Der Europäische Rechnungshof stellte jedoch im Januar in Frage, ob der Plan wirklich derart erfolgreich dabei ist und war, zusätzliche Mittel für geplante Investitionen zu mobilisieren. Aus Sicht der EU-Rechnungsprüfer könnte der tatsächliche Betrag nämlich niedriger sein.
Nach Angaben der Kommission lag ein besonderer Fokus auf Nachhaltigkeit, Energie, Verkehr und Gesundheit. So hätten zehn Millionen Haushalte Zugang zu erneuerbaren Energien erhalten, 20 Millionen Europäerinnen und Europäer konnten von besseren Gesundheitsdiensten profitieren und 182 Millionen Autofahrer und Passagiere hätten „bessere Verkehrsnetze“ erhalten, so die EU-Exekutive.
Neue Kommission und neue Anreize
Ursula von der Leyen wird nun die Leitung der Kommission zu einem Zeitpunkt übernehmen, da die Notwendigkeit neuer steuerlicher Anreize einmal mehr im Mittelpunkt steht.
Die EU-Kommission, die Europäische Zentralbank und der Internationale Währungsfonds fordern Länder mit mehr fiskalischem Spielraum – insbesondere Deutschland und die Niederlande – auf, mehr zu investieren, um eine erneute Rezession zu vermeiden.

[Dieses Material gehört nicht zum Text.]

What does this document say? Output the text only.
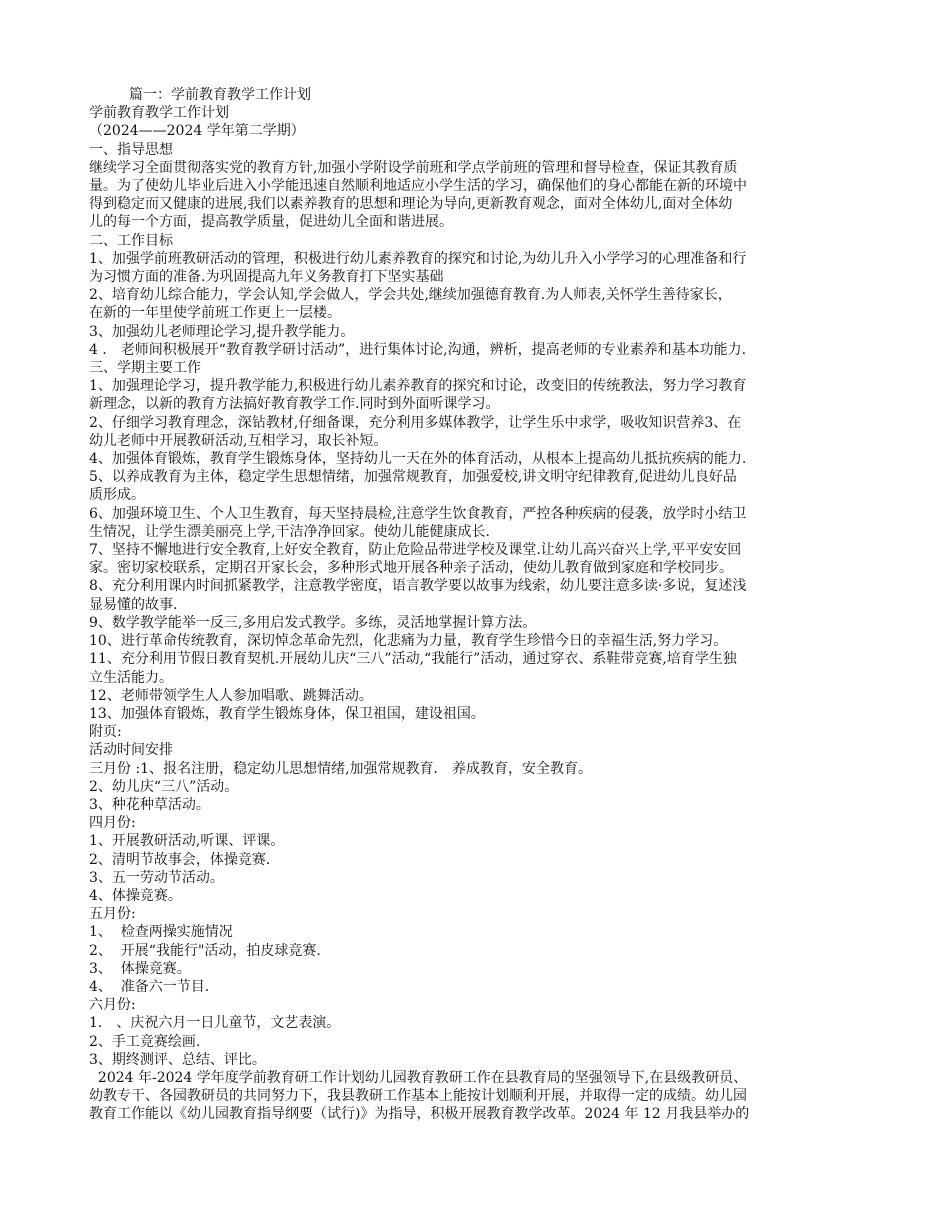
篇一：学前教育教学工作计划
学前教育教学工作计划
（2024——2024 学年第二学期）
一、指导思想
继续学习全面贯彻落实党的教育方针,加强小学附设学前班和学点学前班的管理和督导检查，保证其教育质
量。为了使幼儿毕业后进入小学能迅速自然顺利地适应小学生活的学习，确保他们的身心都能在新的环境中
得到稳定而又健康的进展,我们以素养教育的思想和理论为导向,更新教育观念，面对全体幼儿,面对全体幼
儿的每一个方面，提高教学质量，促进幼儿全面和谐进展。
二、工作目标
1、加强学前班教研活动的管理，积极进行幼儿素养教育的探究和讨论,为幼儿升入小学学习的心理准备和行
为习惯方面的准备.为巩固提高九年义务教育打下坚实基础
2、培育幼儿综合能力，学会认知,学会做人，学会共处,继续加强德育教育.为人师表,关怀学生善待家长，
在新的一年里使学前班工作更上一层楼。
3、加强幼儿老师理论学习,提升教学能力。
4 ． 老师间积极展开“教育教学研讨活动”，进行集体讨论,沟通，辨析，提高老师的专业素养和基本功能力.
三、学期主要工作
1、加强理论学习，提升教学能力,积极进行幼儿素养教育的探究和讨论，改变旧的传统教法，努力学习教育
新理念，以新的教育方法搞好教育教学工作.同时到外面听课学习。
2、仔细学习教育理念，深钻教材,仔细备课，充分利用多媒体教学，让学生乐中求学，吸收知识营养3、在
幼儿老师中开展教研活动,互相学习，取长补短。
4、加强体育锻炼，教育学生锻炼身体，坚持幼儿一天在外的体育活动，从根本上提高幼儿抵抗疾病的能力.
5、以养成教育为主体，稳定学生思想情绪，加强常规教育，加强爱校,讲文明守纪律教育,促进幼儿良好品
质形成。
6、加强环境卫生、个人卫生教育，每天坚持晨检,注意学生饮食教育，严控各种疾病的侵袭，放学时小结卫
生情况，让学生漂美丽亮上学,干洁净净回家。使幼儿能健康成长.
7、坚持不懈地进行安全教育,上好安全教育，防止危险品带进学校及课堂.让幼儿高兴奋兴上学,平平安安回
家。密切家校联系，定期召开家长会，多种形式地开展各种亲子活动，使幼儿教育做到家庭和学校同步。
8、充分利用课内时间抓紧教学，注意教学密度，语言教学要以故事为线索，幼儿要注意多读·多说，复述浅
显易懂的故事.
9、数学教学能举一反三,多用启发式教学。多练，灵活地掌握计算方法。
10、进行革命传统教育，深切悼念革命先烈，化悲痛为力量，教育学生珍惜今日的幸福生活,努力学习。
11、充分利用节假日教育契机.开展幼儿庆“三八”活动,“我能行”活动，通过穿衣、系鞋带竞赛,培育学生独
立生活能力。
12、老师带领学生人人参加唱歌、跳舞活动。
13、加强体育锻炼，教育学生锻炼身体，保卫祖国，建设祖国。
附页:
活动时间安排
三月份 :1、报名注册，稳定幼儿思想情绪,加强常规教育． 养成教育，安全教育。
2、幼儿庆“三八”活动。
3、种花种草活动。
四月份:
1、开展教研活动,听课、评课。
2、清明节故事会，体操竞赛.
3、五一劳动节活动。
4、体操竞赛。
五月份:
1、  检查两操实施情况
2、  开展“我能行"活动，拍皮球竞赛.
3、  体操竞赛。
4、  准备六一节目.
六月份:
1． 、庆祝六月一日儿童节，文艺表演。
2、手工竞赛绘画.
3、期终测评、总结、评比。
2024 年-2024 学年度学前教育研工作计划幼儿园教育教研工作在县教育局的坚强领导下,在县级教研员、
幼教专干、各园教研员的共同努力下，我县教研工作基本上能按计划顺利开展，并取得一定的成绩。幼儿园
教育工作能以《幼儿园教育指导纲要（试行)》为指导，积极开展教育教学改革。2024 年 12 月我县举办的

Gleichzeitig sendete die Kommission heute Briefe an Spanien, Italien, Frankreich, Belgien und Portugal, mit denen die Staaten aufgefordert werden, ihre nationalen Haushaltspläne abzuändern. Insbesondere die hohen Schuldenstände dieser Länder sind Brüssel ein Dorn im Auge. Auch Finnland hatte bereits in der vergangenen Woche eine ähnliche Aufforderung erhalten.

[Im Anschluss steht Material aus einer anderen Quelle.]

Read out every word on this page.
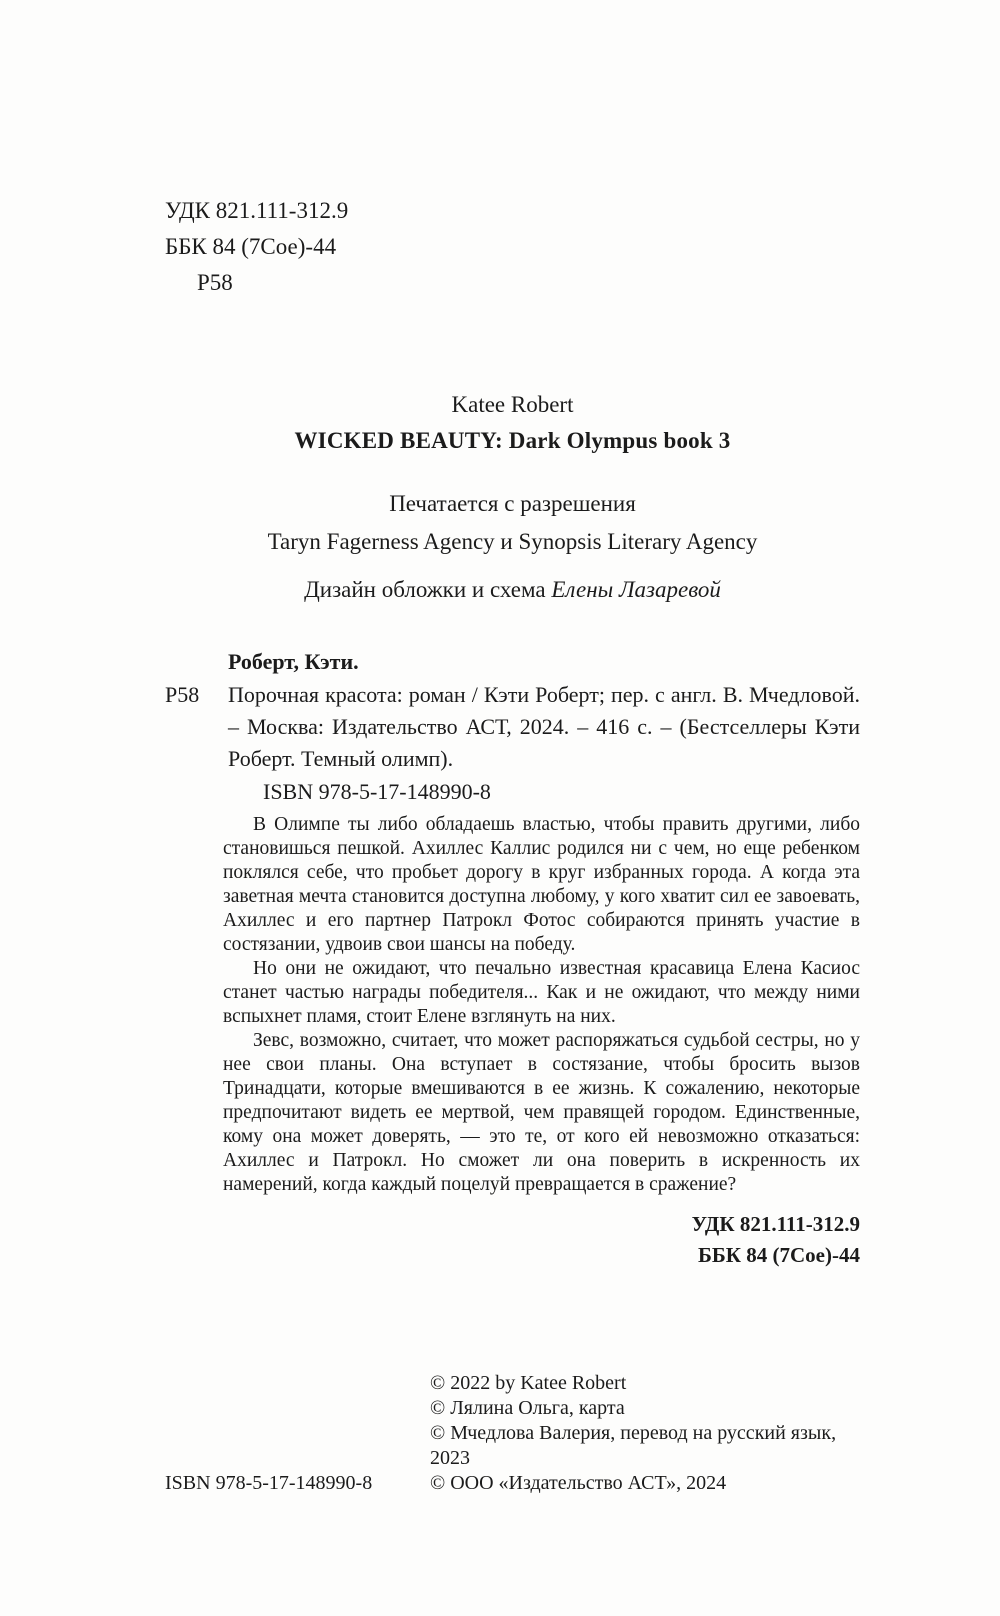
УДК 821.111-312.9
ББК 84 (7Сое)-44
Р58
Katee Robert
WICKED BEAUTY: Dark Olympus book 3
Печатается с разрешения
Taryn Fagerness Agency и Synopsis Literary Agency
Дизайн обложки и схема Елены Лазаревой

Роберт, Кэти.

Р58 Порочная красота: роман / Кэти Роберт; пер. с англ. В. Мчедловой. – Москва: Издательство АСТ, 2024. – 416 с. – (Бестселлеры Кэти Роберт. Темный олимп).

ISBN 978-5-17-148990-8

В Олимпе ты либо обладаешь властью, чтобы править другими, либо становишься пешкой. Ахиллес Каллис родился ни с чем, но еще ребенком поклялся себе, что пробьет дорогу в круг избранных города. А когда эта заветная мечта становится доступна любому, у кого хватит сил ее завоевать, Ахиллес и его партнер Патрокл Фотос собираются принять участие в состязании, удвоив свои шансы на победу.

Но они не ожидают, что печально известная красавица Елена Касиос станет частью награды победителя... Как и не ожидают, что между ними вспыхнет пламя, стоит Елене взглянуть на них.

Зевс, возможно, считает, что может распоряжаться судьбой сестры, но у нее свои планы. Она вступает в состязание, чтобы бросить вызов Тринадцати, которые вмешиваются в ее жизнь. К сожалению, некоторые предпочитают видеть ее мертвой, чем правящей городом. Единственные, кому она может доверять, — это те, от кого ей невозможно отказаться: Ахиллес и Патрокл. Но сможет ли она поверить в искренность их намерений, когда каждый поцелуй превращается в сражение?

УДК 821.111-312.9
ББК 84 (7Сое)-44
ISBN 978-5-17-148990-8
© 2022 by Katee Robert
© Лялина Ольга, карта
© Мчедлова Валерия, перевод на русский язык, 2023
© ООО «Издательство АСТ», 2024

Derweil wird sich die Amtszeit der Juncker-Kommission, die offiziell am 1. November enden sollte, um mindestens einen weiteren Monat verlängern, nachdem das Europäische Parlament die Kandidaturen von drei designierten Mitgliedern der neuen Kommission unter von der Leyen abgelehnt hat.